Em poucos minutos não se podia mais ouvir o barulho de tiros. A noite caía veloz, e com ela o silêncio ensurdecedor que domina um mundo devastado pelo homem. Mesmo o vento noturno parecia calado, soprando para longe meus esforços de ouvir em seus sussurros alguma notícia de Erwin. Passei horas imóvel, na esperança de ver os passos mancos do velho atirador subindo pelas colinas, mas uma preocupação maior crescia em meu peito. Se Erwin estava morto, e as criaturas que o ameaçavam e sabiam de minha existência estivessem vivas, então eu poderia estar correndo perigo. Talvez eu devesse ter deixado minha toca e continuado a caminhada, mas eu estava cansado mentalmente e meu corpo ainda reclamava da noite que passei sentado numa das cadeiras semi-destruídas na cabana.

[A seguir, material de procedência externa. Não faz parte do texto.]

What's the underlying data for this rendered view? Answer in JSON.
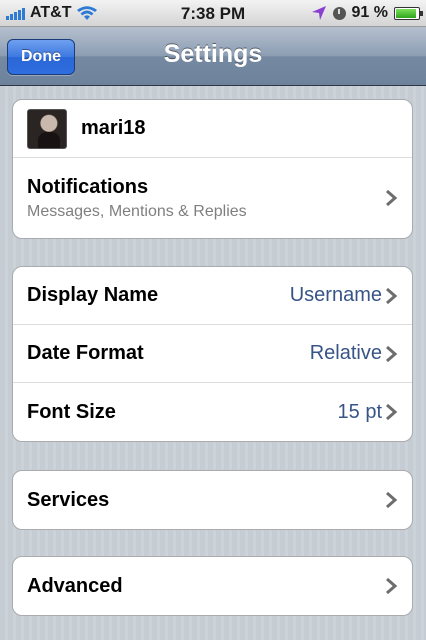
{
  "status_bar": {
    "carrier": "AT&T",
    "time": "7:38 PM",
    "battery_text": "91 %",
    "battery_level": 0.91,
    "icons": [
      "signal-icon",
      "wifi-icon",
      "location-icon",
      "clock-icon",
      "battery-icon"
    ]
  },
  "nav": {
    "done_label": "Done",
    "title": "Settings"
  },
  "account": {
    "username": "mari18",
    "notifications_label": "Notifications",
    "notifications_sub": "Messages, Mentions & Replies"
  },
  "display": {
    "rows": [
      {
        "label": "Display Name",
        "value": "Username"
      },
      {
        "label": "Date Format",
        "value": "Relative"
      },
      {
        "label": "Font Size",
        "value": "15 pt"
      }
    ]
  },
  "services_label": "Services",
  "advanced_label": "Advanced",
  "colors": {
    "accent_value": "#385487",
    "done_button": "#2f6ee0",
    "nav_bar": "#7589a2"
  }
}
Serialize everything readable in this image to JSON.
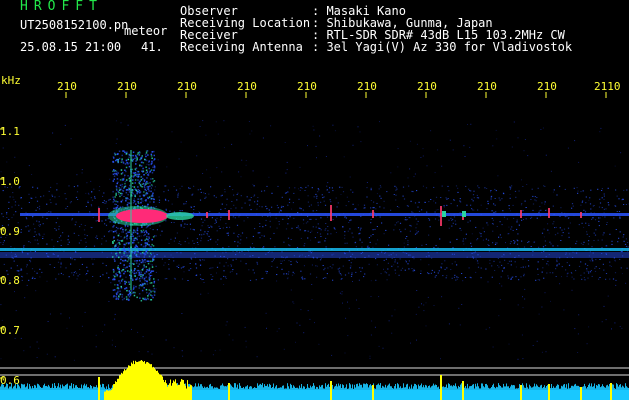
{
  "header": {
    "app_title": "HROFFT",
    "file_name": "UT2508152100.pn",
    "meteor_label": "meteor",
    "datetime": "25.08.15 21:00",
    "count": "41.",
    "observer_label": "Observer",
    "observer_value": ": Masaki Kano",
    "location_label": "Receiving Location",
    "location_value": ": Shibukawa, Gunma, Japan",
    "receiver_label": "Receiver",
    "receiver_value": ": RTL-SDR SDR# 43dB L15 103.2MHz CW",
    "antenna_label": "Receiving Antenna",
    "antenna_value": ": 3el Yagi(V) Az 330 for Vladivostok"
  },
  "axes": {
    "y_unit": "kHz",
    "y_ticks": [
      "1.1",
      "1.0",
      "0.9",
      "0.8",
      "0.7",
      "0.6"
    ],
    "x_ticks": [
      "210",
      "210",
      "210",
      "210",
      "210",
      "210",
      "210",
      "210",
      "210",
      "2110"
    ]
  },
  "colors": {
    "background": "#000000",
    "text_green": "#22e84a",
    "text_white": "#ffffff",
    "tick_yellow": "#ffff33",
    "signal_blue": "#2a55ff",
    "echo_magenta": "#ff2a78",
    "baseline_cyan": "#19c8ff"
  }
}
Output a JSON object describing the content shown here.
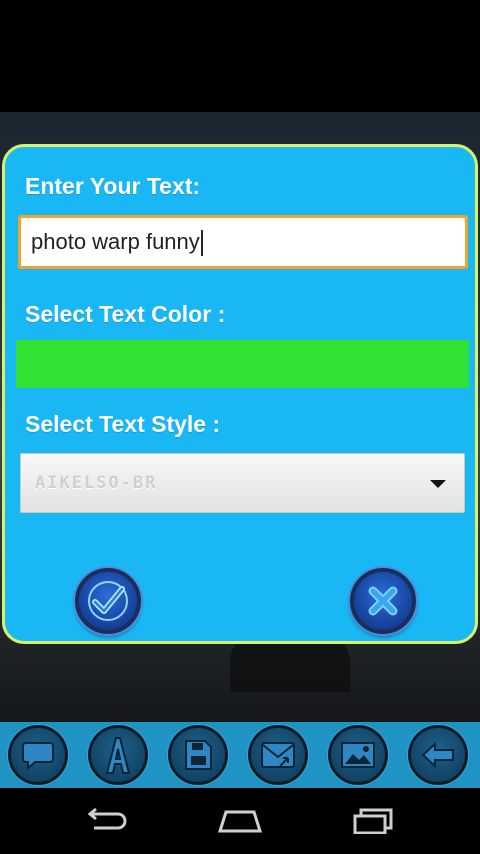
{
  "dialog": {
    "text_label": "Enter Your Text:",
    "text_value": "photo warp funny",
    "color_label": "Select Text Color :",
    "selected_color": "#2fe233",
    "style_label": "Select Text Style :",
    "style_value": "AIKELSO-BR"
  },
  "buttons": {
    "ok_icon": "checkmark-icon",
    "close_icon": "close-icon"
  },
  "toolbar": {
    "items": [
      "speech-bubble-icon",
      "text-style-icon",
      "save-icon",
      "share-icon",
      "gallery-icon",
      "back-icon"
    ]
  },
  "nav": {
    "items": [
      "back-nav-icon",
      "home-nav-icon",
      "recent-apps-icon"
    ]
  },
  "colors": {
    "dialog_bg": "#19b8f5",
    "dialog_border": "#d8f06a",
    "input_border": "#f2a32c",
    "toolbar_bg": "#1e93c4"
  }
}
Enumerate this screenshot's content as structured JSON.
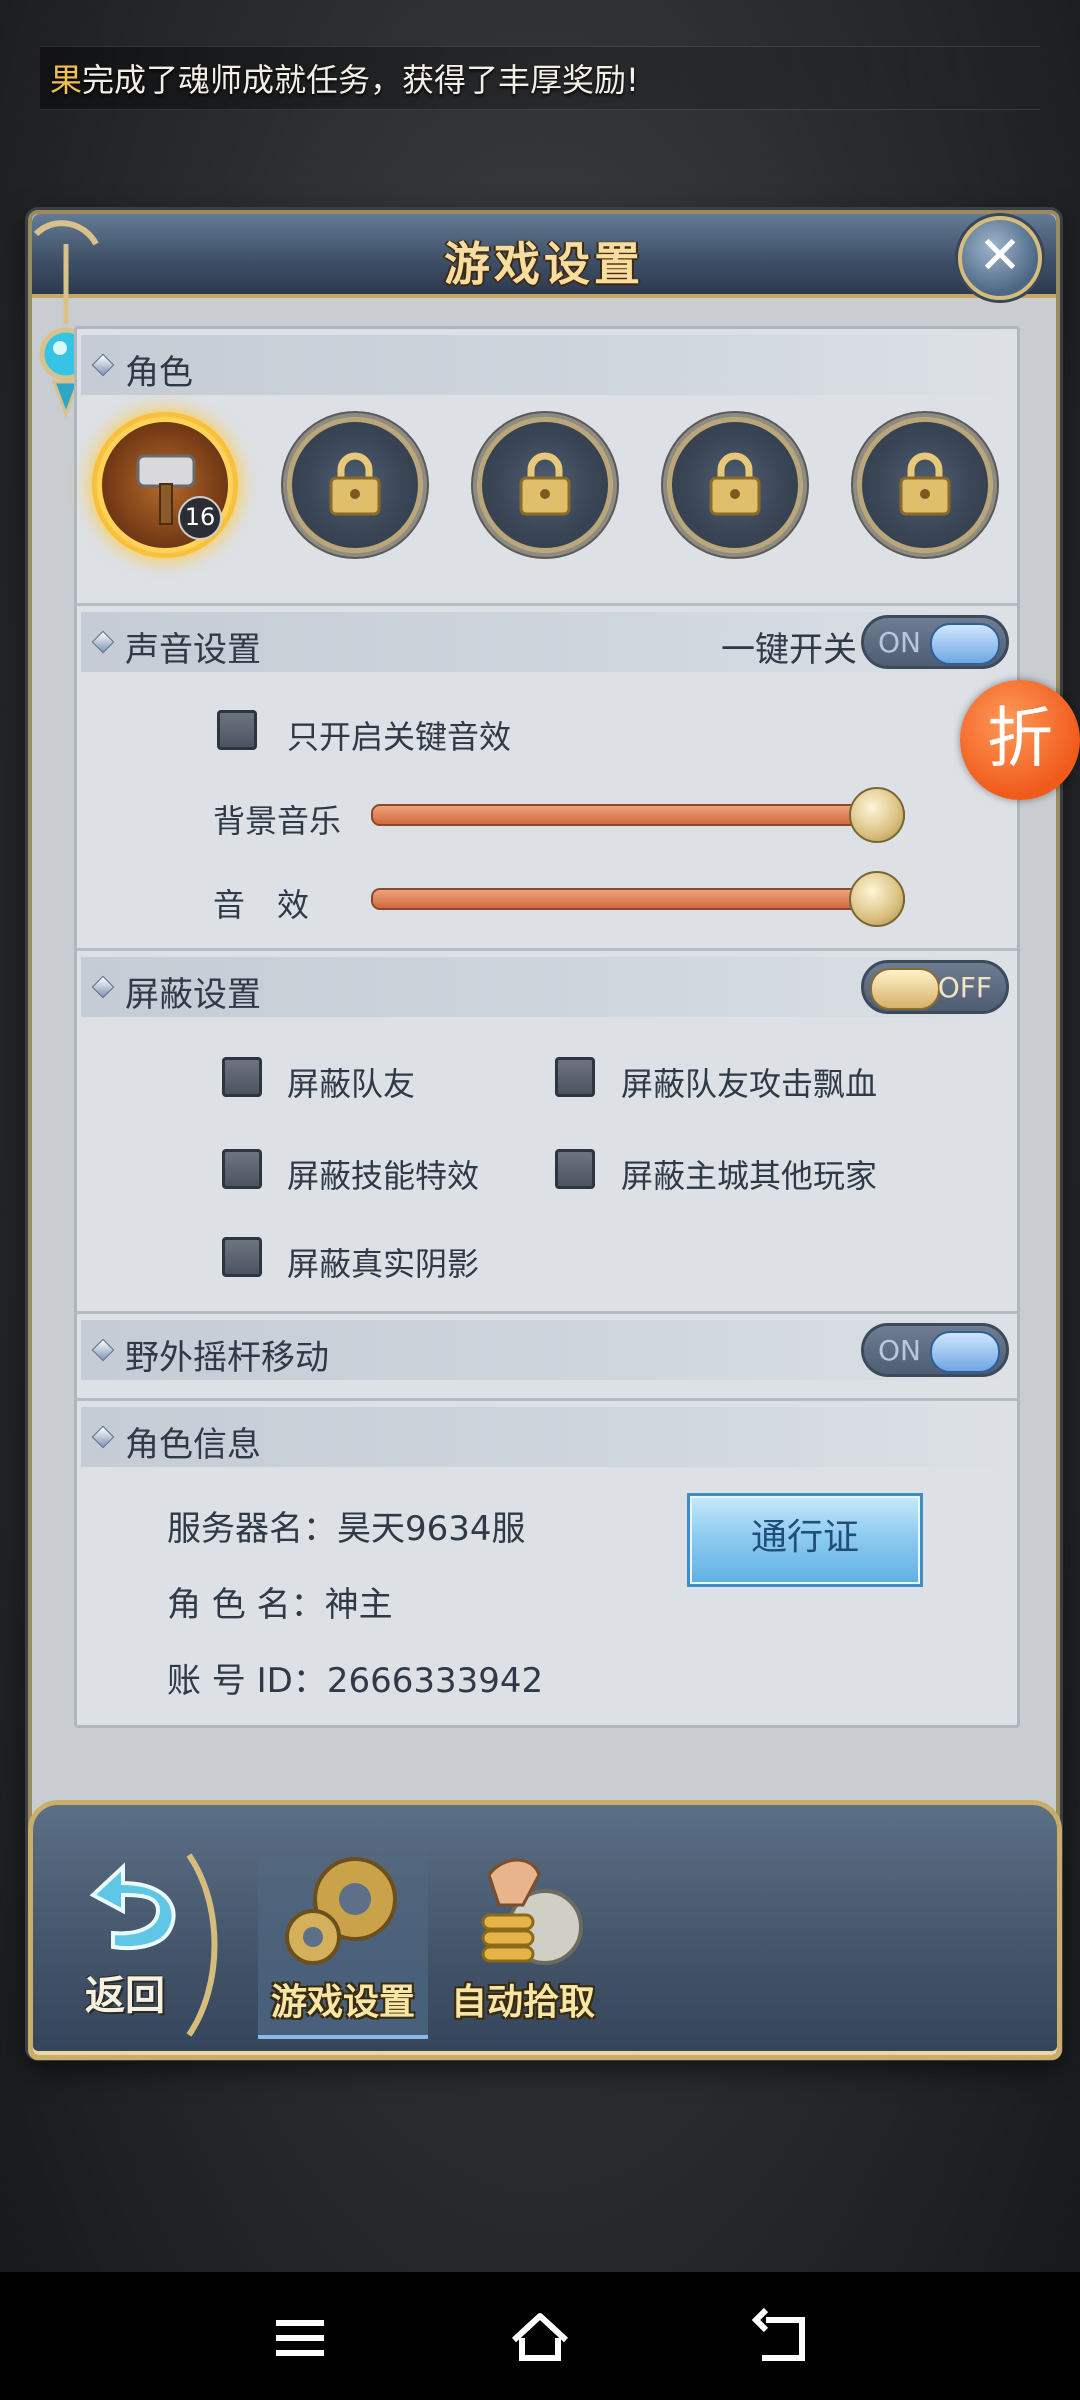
{
  "marquee": {
    "lead": "果",
    "text": "完成了魂师成就任务，获得了丰厚奖励!"
  },
  "dialog": {
    "title": "游戏设置",
    "close_icon": "close-icon"
  },
  "role": {
    "title": "角色",
    "slots": [
      {
        "state": "active",
        "icon": "hammer-weapon-icon",
        "level": "16"
      },
      {
        "state": "locked",
        "icon": "lock-icon"
      },
      {
        "state": "locked",
        "icon": "lock-icon"
      },
      {
        "state": "locked",
        "icon": "lock-icon"
      },
      {
        "state": "locked",
        "icon": "lock-icon"
      }
    ]
  },
  "sound": {
    "title": "声音设置",
    "master_label": "一键开关",
    "master_toggle": "ON",
    "key_sfx_label": "只开启关键音效",
    "bgm_label": "背景音乐",
    "bgm_level": 0.95,
    "sfx_label": "音　效",
    "sfx_level": 0.95
  },
  "block": {
    "title": "屏蔽设置",
    "toggle": "OFF",
    "options": [
      "屏蔽队友",
      "屏蔽队友攻击飘血",
      "屏蔽技能特效",
      "屏蔽主城其他玩家",
      "屏蔽真实阴影"
    ]
  },
  "joystick": {
    "title": "野外摇杆移动",
    "toggle": "ON"
  },
  "info": {
    "title": "角色信息",
    "server": "服务器名：昊天9634服",
    "role_name": "角 色 名：神主",
    "account": "账 号 ID：2666333942",
    "pass_button": "通行证"
  },
  "bottom": {
    "back_label": "返回",
    "tabs": [
      "游戏设置",
      "自动拾取"
    ]
  },
  "floating": {
    "discount": "折"
  },
  "colors": {
    "accent_gold": "#c9ad69",
    "panel": "#dde1e6",
    "slider": "#cf6a3f",
    "toggle_on": "#6ea7e2"
  }
}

Eu havia me recolhido para dentro do buraco na neve e estava fechando sua entrada com um pedaço de plástico quando uma coisa totalmente nova me chamou a atenção. No horizonte, acima das montanhas e logo abaixo das núvens, um ponto de luz branca cruzava os céus em altíssima velocidade. Em minha infância meu pai já havia me mostrado vídeos de aviões voando em velocidades assombrosas, mísseis inteligentes e até mesmo trajes pessoais de vôo, mas o que quer que fosse aquilo era muito maior e muito mais rápido do que qualquer coisa que eu já tinha visto, ainda que eu não possuísse um binóculo para observá-lo melhor. A visão daquilo e a incapacidade de entender o que era, somado ao fato de em toda minha vida eu ter visto poucas coisas além de pequenos pássaros e pedaços de corpos voarem, me fez subir um calafrio pela espinha que eu não sentia desde que os escravizadores me pegaram pela primeira vez.

Aquele foi, apesar de eu não ter feito nada além de andar e cavar, um dos dias mais misteriosos de minha vida. Eu havia deixado para trás um dos homens mais experientes ainda vivos no mundo, escapado de uma desagradável visita de criaturas nada amistosas completamente desconhecidas pela raça humana e avistado voando pelos céus uma das coisas que aquele mundo destruído e desolado reservava a mim.